I'm still trying to solve my high cylinder head temperature problem. Cylinder cooling depends on the size of the inlet openings, to get good inlet pressure. Then the baffles have to assure the air coming in goes through the cooling fins, with no leaks. The rate of airflow across the cylinders depends on the outlet size to create a pressure drop from above the cylinders to below them.
I started with the assumption that the Taylorcraft nose cowl openings were obviously larger than the old cowl so it should work fine. I've worn myself out looking for leaks and playing with the outlet opening and skirt. I've made some improvements but never solved the problem.
The other day I had the bright idea that maybe the grills on the Taylorcraft cowl were blocking the airflow.
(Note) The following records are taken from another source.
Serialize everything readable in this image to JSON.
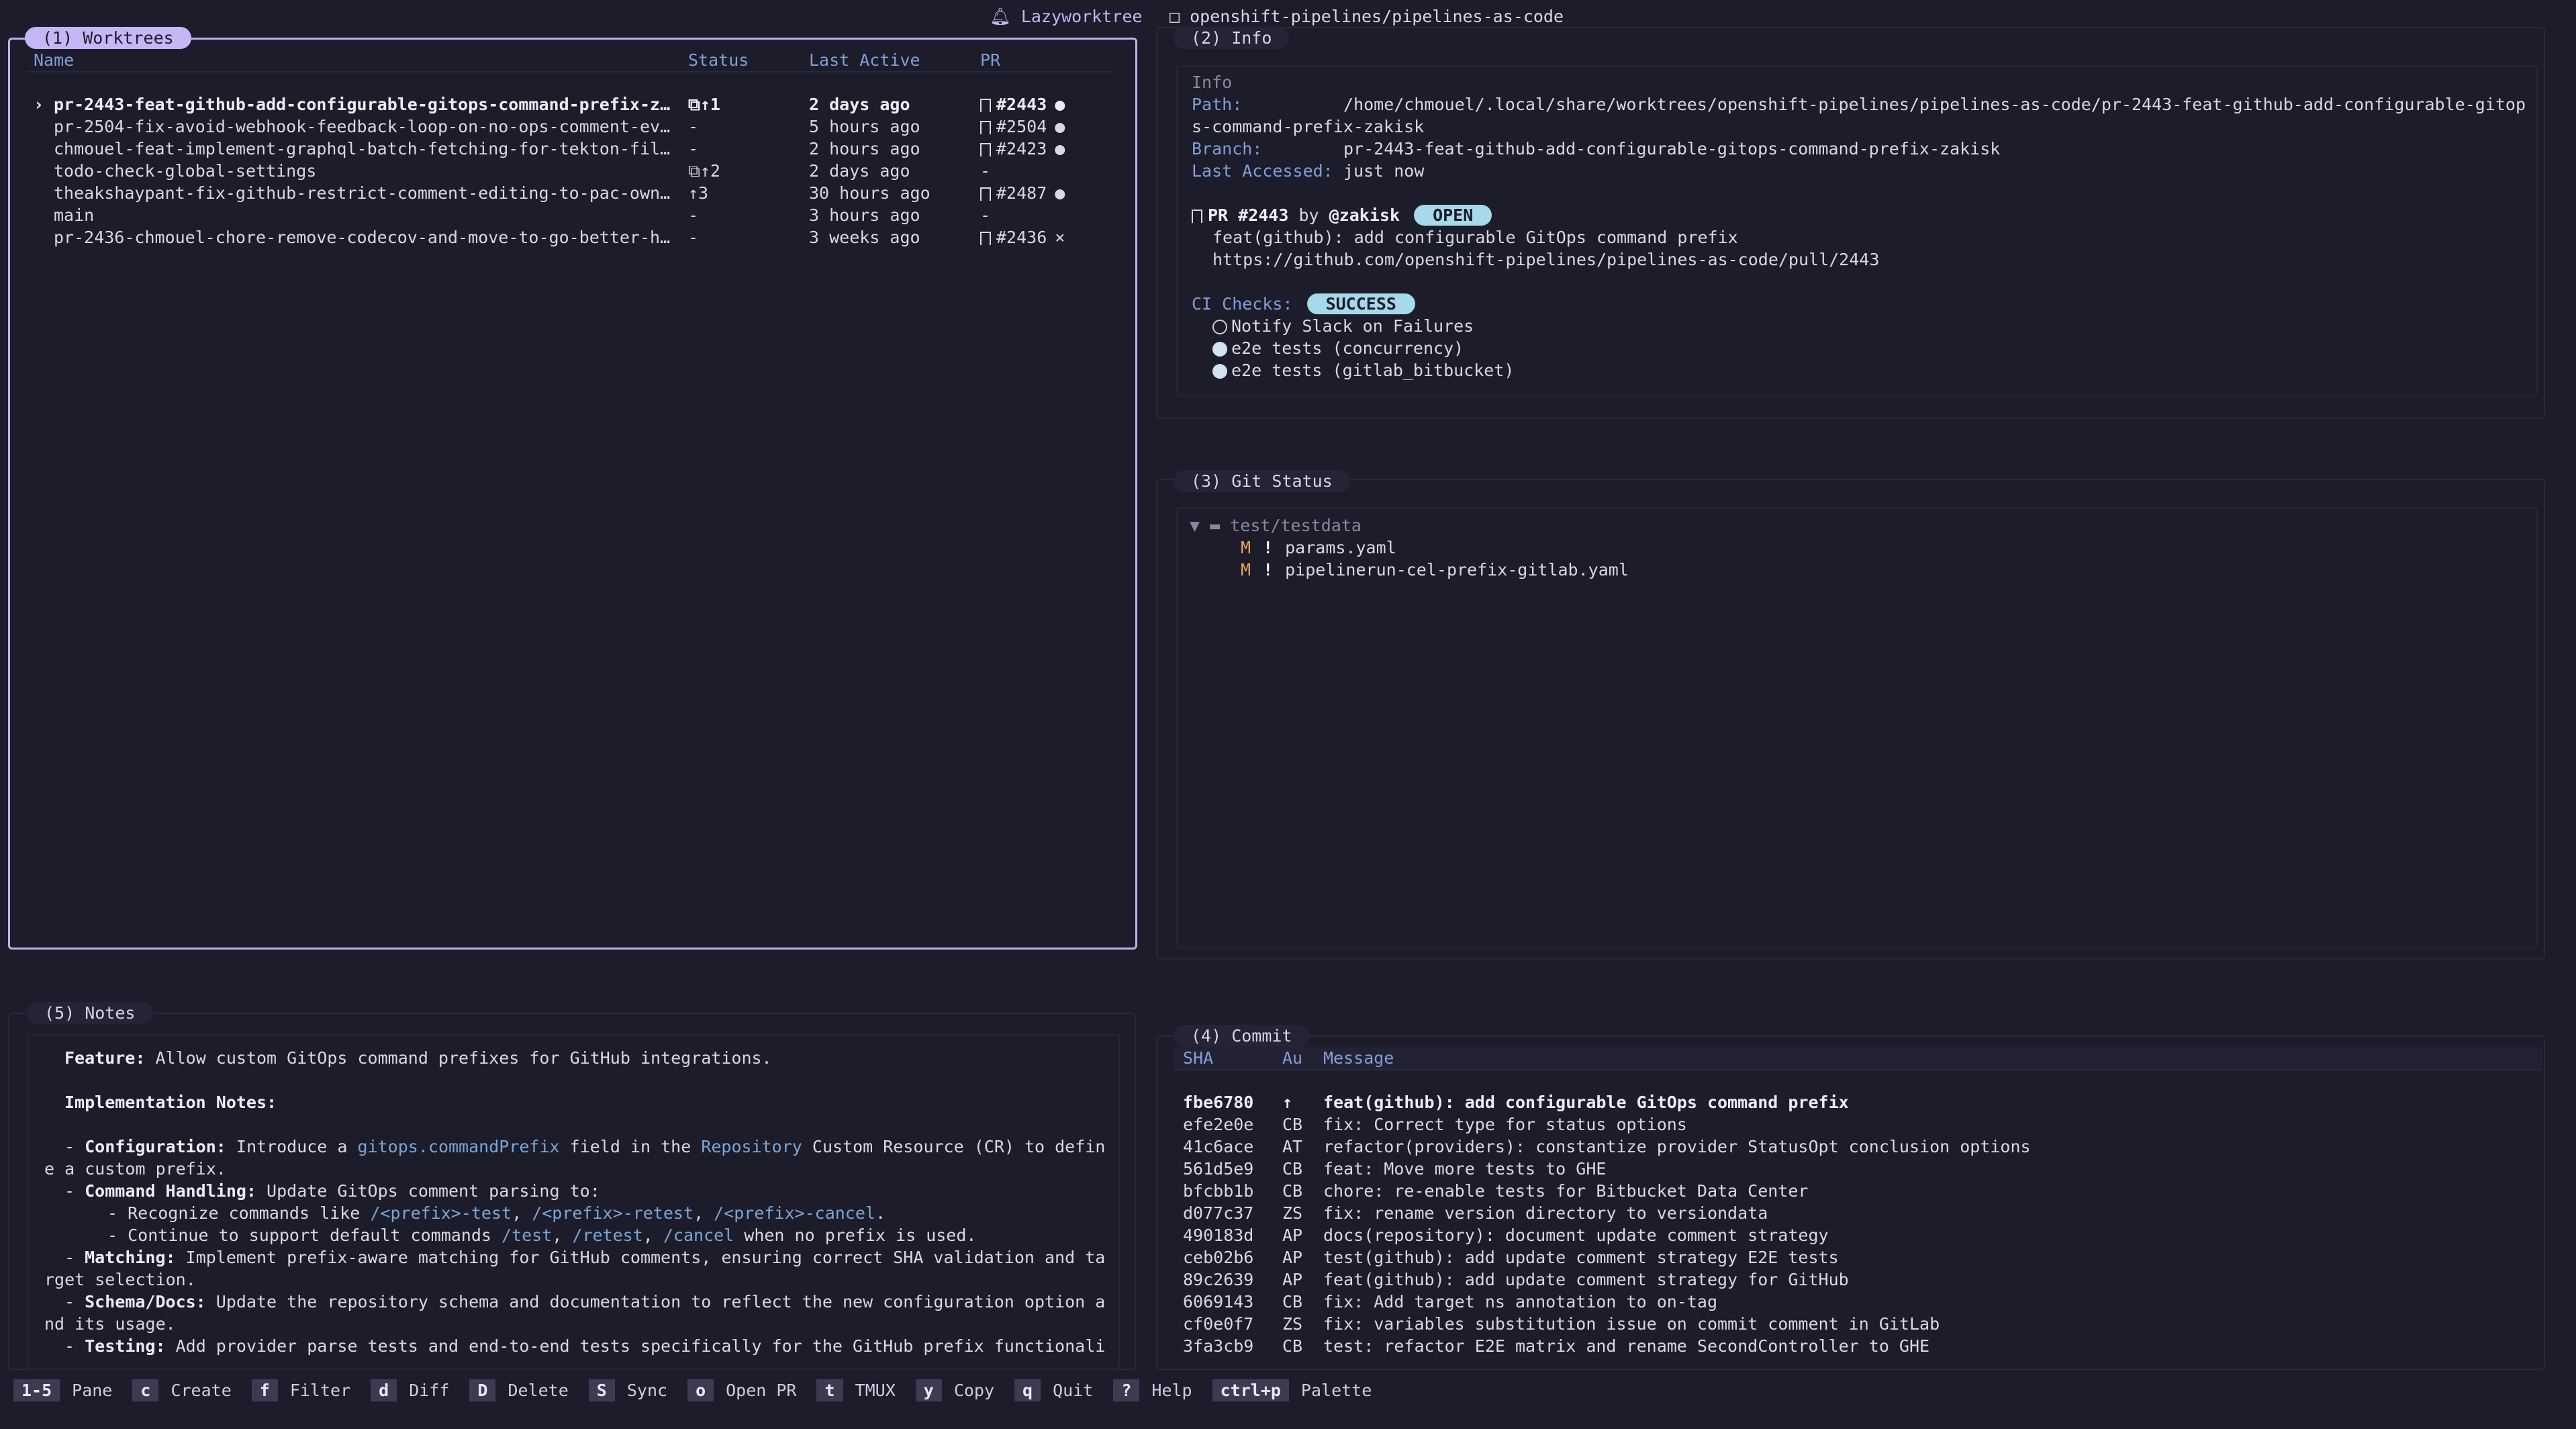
{
  "topbar": {
    "app_name": "Lazyworktree",
    "repo": "openshift-pipelines/pipelines-as-code"
  },
  "worktrees": {
    "title": "(1) Worktrees",
    "columns": [
      "Name",
      "Status",
      "Last Active",
      "PR"
    ],
    "rows": [
      {
        "marker": "›",
        "name": "pr-2443-feat-github-add-configurable-gitops-command-prefix-z…",
        "status": "⧉↑1",
        "last_active": "2 days ago",
        "pr": "#2443",
        "pr_state": "●"
      },
      {
        "marker": "",
        "name": "pr-2504-fix-avoid-webhook-feedback-loop-on-no-ops-comment-ev…",
        "status": "-",
        "last_active": "5 hours ago",
        "pr": "#2504",
        "pr_state": "●"
      },
      {
        "marker": "",
        "name": "chmouel-feat-implement-graphql-batch-fetching-for-tekton-fil…",
        "status": "-",
        "last_active": "2 hours ago",
        "pr": "#2423",
        "pr_state": "●"
      },
      {
        "marker": "",
        "name": "todo-check-global-settings",
        "status": "⧉↑2",
        "last_active": "2 days ago",
        "pr": "-",
        "pr_state": ""
      },
      {
        "marker": "",
        "name": "theakshaypant-fix-github-restrict-comment-editing-to-pac-own…",
        "status": "↑3",
        "last_active": "30 hours ago",
        "pr": "#2487",
        "pr_state": "●"
      },
      {
        "marker": "",
        "name": "main",
        "status": "-",
        "last_active": "3 hours ago",
        "pr": "-",
        "pr_state": ""
      },
      {
        "marker": "",
        "name": "pr-2436-chmouel-chore-remove-codecov-and-move-to-go-better-h…",
        "status": "-",
        "last_active": "3 weeks ago",
        "pr": "#2436",
        "pr_state": "×"
      }
    ]
  },
  "info": {
    "title": "(2) Info",
    "section": "Info",
    "path_label": "Path:",
    "path_line1": "/home/chmouel/.local/share/worktrees/openshift-pipelines/pipelines-as-code/pr-2443-feat-github-add-configurable-gitop",
    "path_line2": "s-command-prefix-zakisk",
    "branch_label": "Branch:",
    "branch": "pr-2443-feat-github-add-configurable-gitops-command-prefix-zakisk",
    "last_accessed_label": "Last Accessed:",
    "last_accessed": "just now",
    "pr_heading": "PR #2443",
    "pr_by": "by",
    "pr_author": "@zakisk",
    "pr_state": "OPEN",
    "pr_title": "feat(github): add configurable GitOps command prefix",
    "pr_url": "https://github.com/openshift-pipelines/pipelines-as-code/pull/2443",
    "ci_label": "CI Checks:",
    "ci_status": "SUCCESS",
    "checks": [
      {
        "name": "Notify Slack on Failures",
        "passed": false
      },
      {
        "name": "e2e tests (concurrency)",
        "passed": true
      },
      {
        "name": "e2e tests (gitlab_bitbucket)",
        "passed": true
      }
    ]
  },
  "git_status": {
    "title": "(3) Git Status",
    "folder": "test/testdata",
    "files": [
      {
        "flag": "M",
        "mark": "!",
        "name": "params.yaml"
      },
      {
        "flag": "M",
        "mark": "!",
        "name": "pipelinerun-cel-prefix-gitlab.yaml"
      }
    ]
  },
  "notes": {
    "title": "(5) Notes",
    "feature_label": "Feature:",
    "feature_text": "Allow custom GitOps command prefixes for GitHub integrations.",
    "impl_heading": "Implementation Notes:",
    "config_label": "Configuration:",
    "config_pre": "Introduce a",
    "config_code": "gitops.commandPrefix",
    "config_mid": "field in the",
    "config_repo": "Repository",
    "config_post": "Custom Resource (CR) to defin",
    "config_wrap": "e a custom prefix.",
    "cmd_label": "Command Handling:",
    "cmd_text": "Update GitOps comment parsing to:",
    "cmd_recognize": "- Recognize commands like",
    "cmd_c1": "/<prefix>-test",
    "cmd_c2": "/<prefix>-retest",
    "cmd_c3": "/<prefix>-cancel",
    "cmd_continue": "- Continue to support default commands",
    "cmd_d1": "/test",
    "cmd_d2": "/retest",
    "cmd_d3": "/cancel",
    "cmd_continue_post": "when no prefix is used.",
    "match_label": "Matching:",
    "match_text": "Implement prefix-aware matching for GitHub comments, ensuring correct SHA validation and ta",
    "match_wrap": "rget selection.",
    "schema_label": "Schema/Docs:",
    "schema_text": "Update the repository schema and documentation to reflect the new configuration option a",
    "schema_wrap": "nd its usage.",
    "testing_label": "Testing:",
    "testing_text": "Add provider parse tests and end-to-end tests specifically for the GitHub prefix functionali"
  },
  "commits": {
    "title": "(4) Commit",
    "columns": [
      "SHA",
      "Au",
      "Message"
    ],
    "rows": [
      {
        "sha": "fbe6780",
        "author": "↑",
        "message": "feat(github): add configurable GitOps command prefix"
      },
      {
        "sha": "efe2e0e",
        "author": "CB",
        "message": "fix: Correct type for status options"
      },
      {
        "sha": "41c6ace",
        "author": "AT",
        "message": "refactor(providers): constantize provider StatusOpt conclusion options"
      },
      {
        "sha": "561d5e9",
        "author": "CB",
        "message": "feat: Move more tests to GHE"
      },
      {
        "sha": "bfcbb1b",
        "author": "CB",
        "message": "chore: re-enable tests for Bitbucket Data Center"
      },
      {
        "sha": "d077c37",
        "author": "ZS",
        "message": "fix: rename version directory to versiondata"
      },
      {
        "sha": "490183d",
        "author": "AP",
        "message": "docs(repository): document update comment strategy"
      },
      {
        "sha": "ceb02b6",
        "author": "AP",
        "message": "test(github): add update comment strategy E2E tests"
      },
      {
        "sha": "89c2639",
        "author": "AP",
        "message": "feat(github): add update comment strategy for GitHub"
      },
      {
        "sha": "6069143",
        "author": "CB",
        "message": "fix: Add target ns annotation to on-tag"
      },
      {
        "sha": "cf0e0f7",
        "author": "ZS",
        "message": "fix: variables substitution issue on commit comment in GitLab"
      },
      {
        "sha": "3fa3cb9",
        "author": "CB",
        "message": "test: refactor E2E matrix and rename SecondController to GHE"
      }
    ]
  },
  "footer": {
    "shortcuts": [
      {
        "key": "1-5",
        "label": "Pane"
      },
      {
        "key": "c",
        "label": "Create"
      },
      {
        "key": "f",
        "label": "Filter"
      },
      {
        "key": "d",
        "label": "Diff"
      },
      {
        "key": "D",
        "label": "Delete"
      },
      {
        "key": "S",
        "label": "Sync"
      },
      {
        "key": "o",
        "label": "Open PR"
      },
      {
        "key": "t",
        "label": "TMUX"
      },
      {
        "key": "y",
        "label": "Copy"
      },
      {
        "key": "q",
        "label": "Quit"
      },
      {
        "key": "?",
        "label": "Help"
      },
      {
        "key": "ctrl+p",
        "label": "Palette"
      }
    ]
  },
  "colors": {
    "background": "#1d1c2b",
    "accent": "#c6b6f5",
    "badge_open": "#a6d9ea",
    "badge_success": "#a6d9ea",
    "header_blue": "#7f9fd8",
    "modified_orange": "#e6a45a"
  }
}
After all the Taylorcraft used a 65 HP motor and mine's 85 HP. I decided to remove them and see if it improves the flow, when the airport reopens in November. This required removing the nose cowl to get them out.While I was removing the nose cowl I decided to position the old nose cowl so I could visually compare them (I don't throw things away until I'm sure I won't ever want them). I think the current term is OMG. Houston, we have a problem. The useful area of the Taylorcraft openings is clearly smaller than the old cowl inlets.
I used the prop opening to align the 2 cowls in TurboCAD.
They're ahead of schedule on the runway so I may wait to recover the fuselage until after the runway is done so I can see if this is the answer.